Hail thudded against the pitch-black windowpane; a steady, icy draught from the relentless wind outside blew in through the thin glass, onto his face. He should have been up in London tonight, out in the area car supervising the operation he was running from Croydon to Newham, but he’d delegated the task to his second-in-command, so he could be with Cleo.
A sudden light pressure on his hand. She was squeezing it. He looked down, tenderly, and moments later she opened her eyes. ‘I just can’t believe it,’ she said, her voice weak and raspy from the breathing tube that had been removed only a few hours earlier. ‘I can’t help thinking I could have stopped this happening.’
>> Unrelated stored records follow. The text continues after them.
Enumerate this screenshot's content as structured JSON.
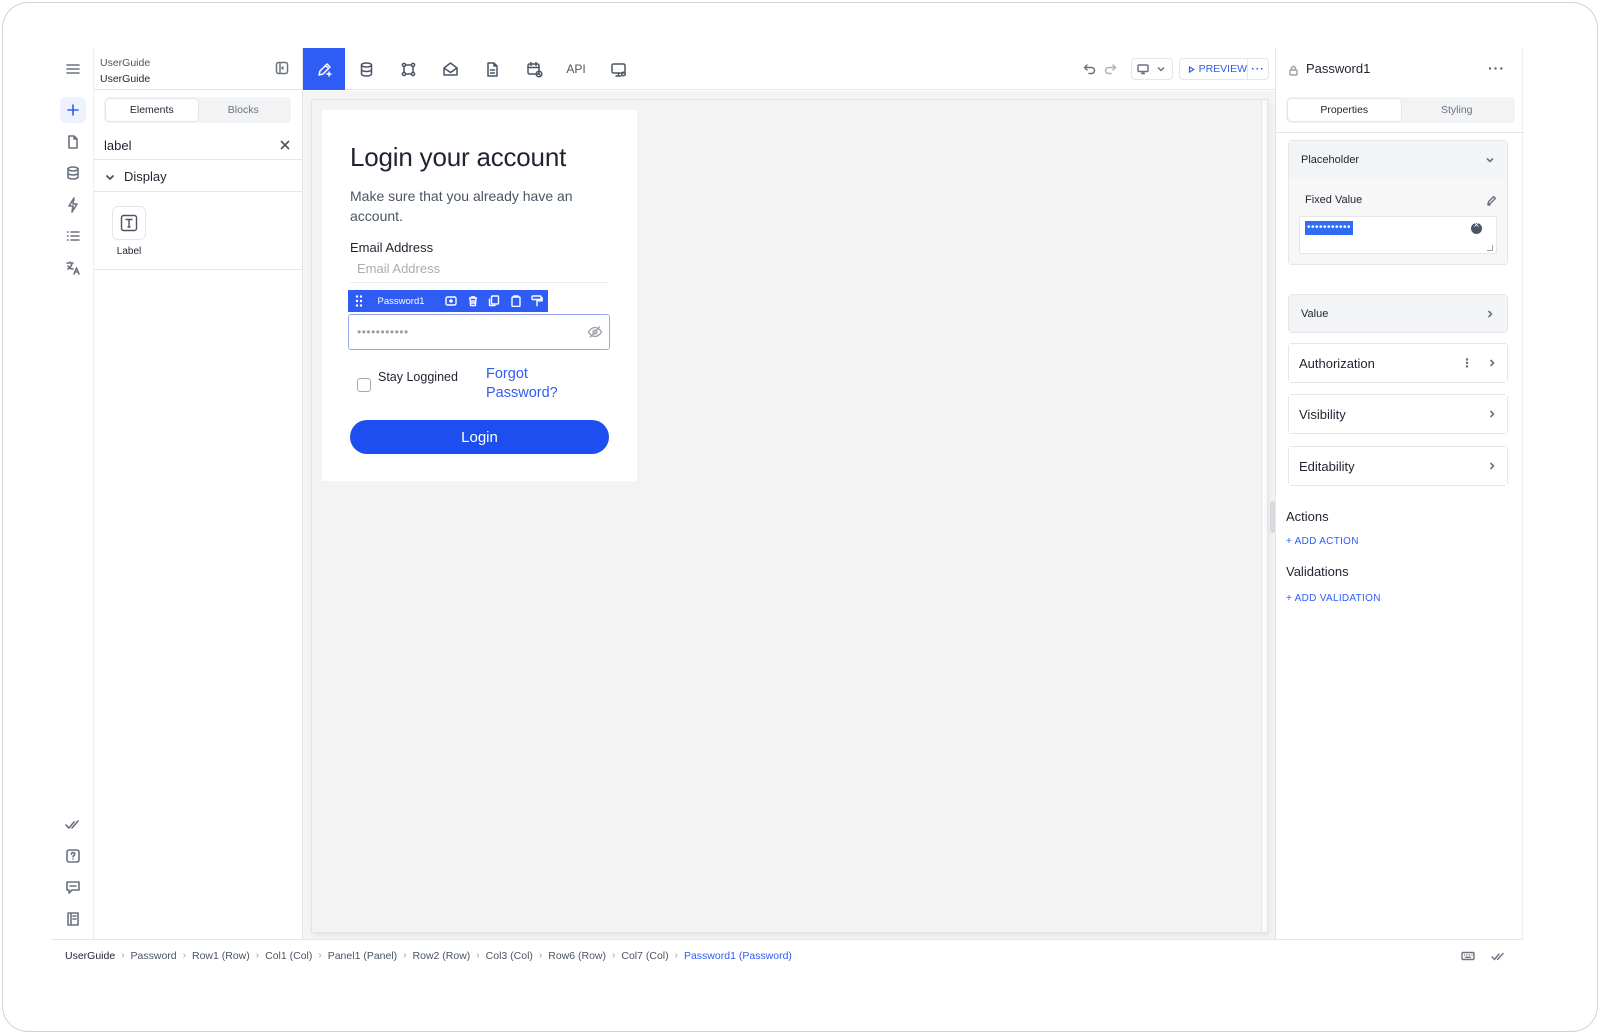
{
  "project": {
    "line1": "UserGuide",
    "line2": "UserGuide"
  },
  "left_panel": {
    "tabs": [
      {
        "label": "Elements",
        "active": true
      },
      {
        "label": "Blocks",
        "active": false
      }
    ],
    "search_value": "label",
    "group_title": "Display",
    "elements": [
      {
        "label": "Label",
        "icon": "text-icon"
      }
    ]
  },
  "toolbar": {
    "api_label": "API",
    "preview_label": "PREVIEW",
    "more_label": "···"
  },
  "canvas": {
    "title": "Login your account",
    "subtitle": "Make sure that you already have an account.",
    "email_label": "Email Address",
    "email_placeholder": "Email Address",
    "selected_element": "Password1",
    "password_placeholder": "•••••••••••",
    "stay_logged_label": "Stay Loggined",
    "forgot_label": "Forgot Password?",
    "login_label": "Login"
  },
  "right_panel": {
    "title": "Password1",
    "tabs": [
      {
        "label": "Properties",
        "active": true
      },
      {
        "label": "Styling",
        "active": false
      }
    ],
    "placeholder_section": "Placeholder",
    "fixed_value_label": "Fixed Value",
    "fixed_value_text": "•••••••••••",
    "value_section": "Value",
    "authorization_section": "Authorization",
    "visibility_section": "Visibility",
    "editability_section": "Editability",
    "actions_title": "Actions",
    "add_action": "+ ADD ACTION",
    "validations_title": "Validations",
    "add_validation": "+ ADD VALIDATION"
  },
  "breadcrumb": [
    "UserGuide",
    "Password",
    "Row1 (Row)",
    "Col1 (Col)",
    "Panel1 (Panel)",
    "Row2 (Row)",
    "Col3 (Col)",
    "Row6 (Row)",
    "Col7 (Col)",
    "Password1 (Password)"
  ],
  "colors": {
    "accent": "#2f5cf5",
    "login_button": "#1d4ff0",
    "canvas_bg": "#f4f4f5"
  }
}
He bent down and hugged her gently; both had tears rolling down their cheeks. ‘It wasn’t your fault, you’ve been doing everything right.’
‘No, I was stupid — we had a whopper brought into the mortuary on Wednesday — a woman weighing thirty-four stone. I helped Darren lift her — and immediately didn’t feel right afterwards.’
He shook his head. ‘We’ve already discussed that.’
She looked puzzled. ‘We have?’
‘Yesterday, with the consultant. He said lifting something is extremely unlikely to cause a miscarriage — unless there was some underlying problem with the pregnancy.’
She looked puzzled. ‘I — don’t — remember.’
He stroked her cheek, gently. ‘I’m not surprised, you’ve been through a lot in the past day and a half — a blood transfusion and a general anaesthetic. I had a long chat with the consultant earlier. He explained miscarriages are very common — something like one in five. And he said that fifty per cent of miscarriages are because of a genetic problem.’